Educational Hanicaps of Slum Children

Hope for solving the massive social problems associated with urban poverty appears to center increasingly on improvement in the methods of educating the culturally deprived children of the slums. Educators have long recognized that such children enter school under handicaps not imposed on children of the middle class, that slum children often seem immune to standard instructional programs, and that a relatively large proportion of them quit school early and become misfits and unemployables. Some inevitably drift into delinquency.

Early efforts to increase the less fortunate child's capacity to learn took the form chiefly of remedial classes, of shifting the child from academic to shop or manual training work, and of providing extra services ranging anywhere from free meals to field trips. It is generally realized, however, that the slum child's maladjustment to school is often too deep and too complex to be affected1 by routine or piecemeal palliatives.


New Approaches to Education of Slum Children

The education panel of the President's Science Advisory Committee, representing a national consensus of educational leaders, noted that the slum child “may have verbal virtuosity in the language of his own world, he may have imagination and creativity, yet have slight opportunity to use these attributes in the schools.” The panel was critical of the tendency of schools, even when they get extra money to improve education in the slums, to rely on traditional practices “where maximum expenditure accomplishes minimum results.” It opposed use of “watered-down” versions of the traditional curriculum for disadvantaged children. “Their teachers must understand what these children know and value and must teach in a way that builds on that foundation.” The panel recommended that more stress be put on oral language, “on encouraging children to talk in school rather than constantly admonishing them to listen.” It suggested that some subjects, such as arithmetic and science, “be taught in an intuitive, non-bookish way.”18

Another approach that is gaining support is to have the schools or some other community agency undertake programs that would give slum children, at an early age, experiences of a sort that would put them more nearly on a par with middle-class children when they enter school. According to the U.S. Office of Education, at least 70 school districts, out of more than 30,000 in the country, are already experimenting with pre-kindergarten programs. One of two major experimental projects is being conducted by the Institute for Developmental Studies in New York; another, recently instituted by the Oregon State System of Higher Education, consists of pre-kindergarten programs for children of deprived backgrounds in Portland.

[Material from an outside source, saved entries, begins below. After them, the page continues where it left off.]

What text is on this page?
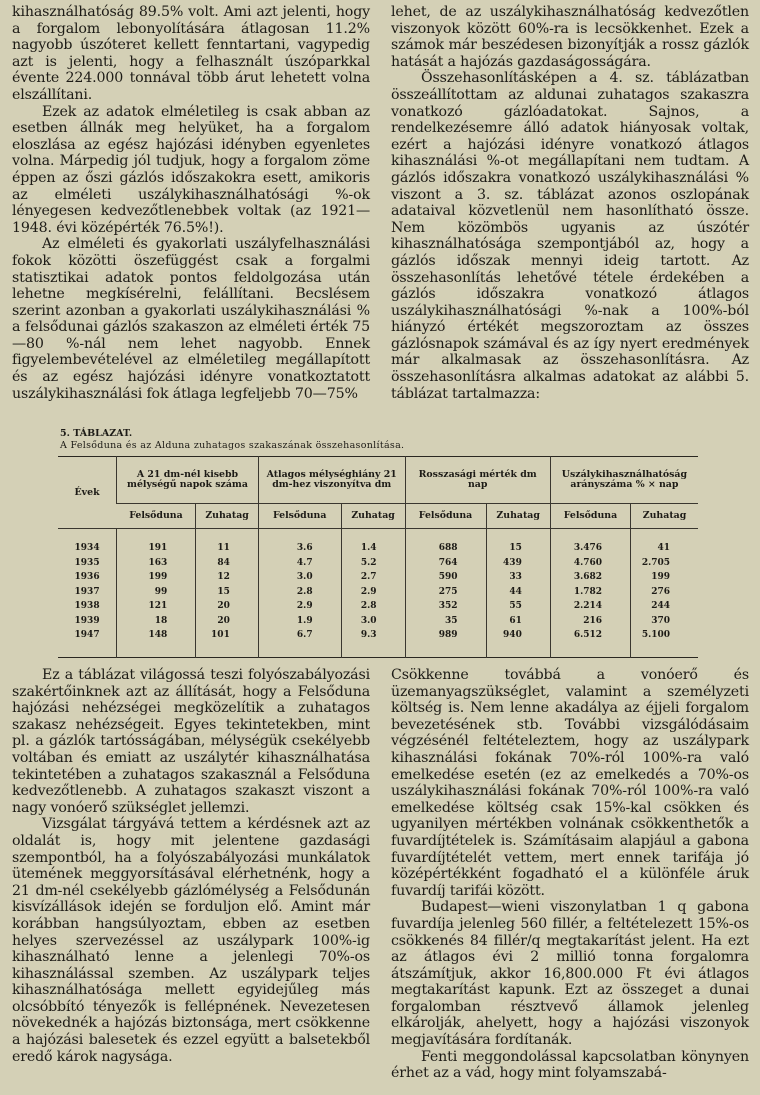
kihasználhatóság 89.5% volt. Ami azt jelenti, hogy a forgalom lebonyolítására átlagosan 11.2% nagyobb úszóteret kellett fenntartani, vagypedig azt is jelenti, hogy a felhasznált úszóparkkal évente 224.000 tonnával több árut lehetett volna elszállítani.

Ezek az adatok elméletileg is csak abban az esetben állnák meg helyüket, ha a forgalom eloszlása az egész hajózási idényben egyenletes volna. Márpedig jól tudjuk, hogy a forgalom zöme éppen az őszi gázlós időszakokra esett, amikoris az elméleti uszálykihasználhatósági %-ok lényegesen kedvezőtlenebbek voltak (az 1921—1948. évi középérték 76.5%!).

Az elméleti és gyakorlati uszályfelhasználási fokok közötti öszefüggést csak a forgalmi statisztikai adatok pontos feldolgozása után lehetne megkísérelni, felállítani. Becslésem szerint azonban a gyakorlati uszálykihasználási % a felsődunai gázlós szakaszon az elméleti érték 75—80 %-nál nem lehet nagyobb. Ennek figyelembevételével az elméletileg megállapított és az egész hajózási idényre vonatkoztatott uszálykihasználási fok átlaga legfeljebb 70—75%

lehet, de az uszálykihasználhatóság kedvezőtlen viszonyok között 60%-ra is lecsökkenhet. Ezek a számok már beszédesen bizonyítják a rossz gázlók hatását a hajózás gazdaságosságára.

Összehasonlításképen a 4. sz. táblázatban összeállítottam az aldunai zuhatagos szakaszra vonatkozó gázlóadatokat. Sajnos, a rendelkezésemre álló adatok hiányosak voltak, ezért a hajózási idényre vonatkozó átlagos kihasználási %-ot megállapítani nem tudtam. A gázlós időszakra vonatkozó uszálykihasználási % viszont a 3. sz. táblázat azonos oszlopának adataival közvetlenül nem hasonlítható össze. Nem közömbös ugyanis az úszótér kihasználhatósága szempontjából az, hogy a gázlós időszak mennyi ideig tartott. Az összehasonlítás lehetővé tétele érdekében a gázlós időszakra vonatkozó átlagos uszálykihasználhatósági %-nak a 100%-ból hiányzó értékét megszoroztam az összes gázlósnapok számával és az így nyert eredmények már alkalmasak az összehasonlításra. Az összehasonlításra alkalmas adatokat az alábbi 5. táblázat tartalmazza:

5. TÁBLAZAT.
A Felsőduna és az Alduna zuhatagos szakaszának összehasonlítása.
Évek	A 21 dm-nél kisebb mélységű napok száma		Atlagos mélységhiány 21 dm-hez viszonyítva dm		Rosszasági mérték dm nap		Uszálykihasználhatóság arányszáma % × nap	
	Felsőduna	Zuhatag	Felsőduna	Zuhatag	Felsőduna	Zuhatag	Felsőduna	Zuhatag

1934	191	11	3.6	1.4	688	15	3.476	41
1935	163	84	4.7	5.2	764	439	4.760	2.705
1936	199	12	3.0	2.7	590	33	3.682	199
1937	99	15	2.8	2.9	275	44	1.782	276
1938	121	20	2.9	2.8	352	55	2.214	244
1939	18	20	1.9	3.0	35	61	216	370
1947	148	101	6.7	9.3	989	940	6.512	5.100

Ez a táblázat világossá teszi folyószabályozási szakértőinknek azt az állítását, hogy a Felsőduna hajózási nehézségei megközelítik a zuhatagos szakasz nehézségeit. Egyes tekintetekben, mint pl. a gázlók tartósságában, mélységük csekélyebb voltában és emiatt az uszálytér kihasználhatása tekintetében a zuhatagos szakasznál a Felsőduna kedvezőtlenebb. A zuhatagos szakaszt viszont a nagy vonóerő szükséglet jellemzi.

Vizsgálat tárgyává tettem a kérdésnek azt az oldalát is, hogy mit jelentene gazdasági szempontból, ha a folyószabályozási munkálatok ütemének meggyorsításával elérhetnénk, hogy a 21 dm-nél csekélyebb gázlómélység a Felsődunán kisvízállások idején se forduljon elő. Amint már korábban hangsúlyoztam, ebben az esetben helyes szervezéssel az uszálypark 100%-ig kihasználható lenne a jelenlegi 70%-os kihasználással szemben. Az uszálypark teljes kihasználhatósága mellett egyidejűleg más olcsóbbító tényezők is fellépnének. Nevezetesen növekednék a hajózás biztonsága, mert csökkenne a hajózási balesetek és ezzel együtt a balsetekből eredő károk nagysága.

Csökkenne továbbá a vonóerő és üzemanyagszükséglet, valamint a személyzeti költség is. Nem lenne akadálya az éjjeli forgalom bevezetésének stb. További vizsgálódásaim végzésénél feltételeztem, hogy az uszálypark kihasználási fokának 70%-ról 100%-ra való emelkedése esetén (ez az emelkedés a 70%-os uszálykihasználási fokának 70%-ról 100%-ra való emelkedése költség csak 15%-kal csökken és ugyanilyen mértékben volnának csökkenthetők a fuvardíjtételek is. Számításaim alapjául a gabona fuvardíjtételét vettem, mert ennek tarifája jó középértékként fogadható el a különféle áruk fuvardíj tarifái között.

Budapest—wieni viszonylatban 1 q gabona fuvardíja jelenleg 560 fillér, a feltételezett 15%-os csökkenés 84 fillér/q megtakarítást jelent. Ha ezt az átlagos évi 2 millió tonna forgalomra átszámítjuk, akkor 16,800.000 Ft évi átlagos megtakarítást kapunk. Ezt az összeget a dunai forgalomban résztvevő államok jelenleg elkárolják, ahelyett, hogy a hajózási viszonyok megjavítására fordítanák.

Fenti meggondolással kapcsolatban könynyen érhet az a vád, hogy mint folyamszabá-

A principal gain from the pre-kindergarten programs is that they reach not only the children but also the parents in a disadvantaged family. Time and again, educators working in this field have been impressed by the signal importance of winning the interest and support of slum parents. In many cases it has been found necessary to overcome suspicion of or hostility toward the school. But usually when parents are brought to see the potential benefits to be derived from encouraging a child to pursue an education, cooperation is forthcoming. The existing parent programs usually involve visits by school counselors, parent-teacher conferences, and meetings and social events in the school.

Efforts to draw parents into closer relationship with schools tie in with the now widely accepted principle that programs to benefit deprived persons become more effective if leaders can be developed from the population group to be helped. Schools have found that a few capable mothers in the neighborhood can be valuable allies in overcoming apathy or antipathy in the neighborhood generally. Eventually some slum mothers become well-enough versed in school affairs to serve effectively as volunteer aides.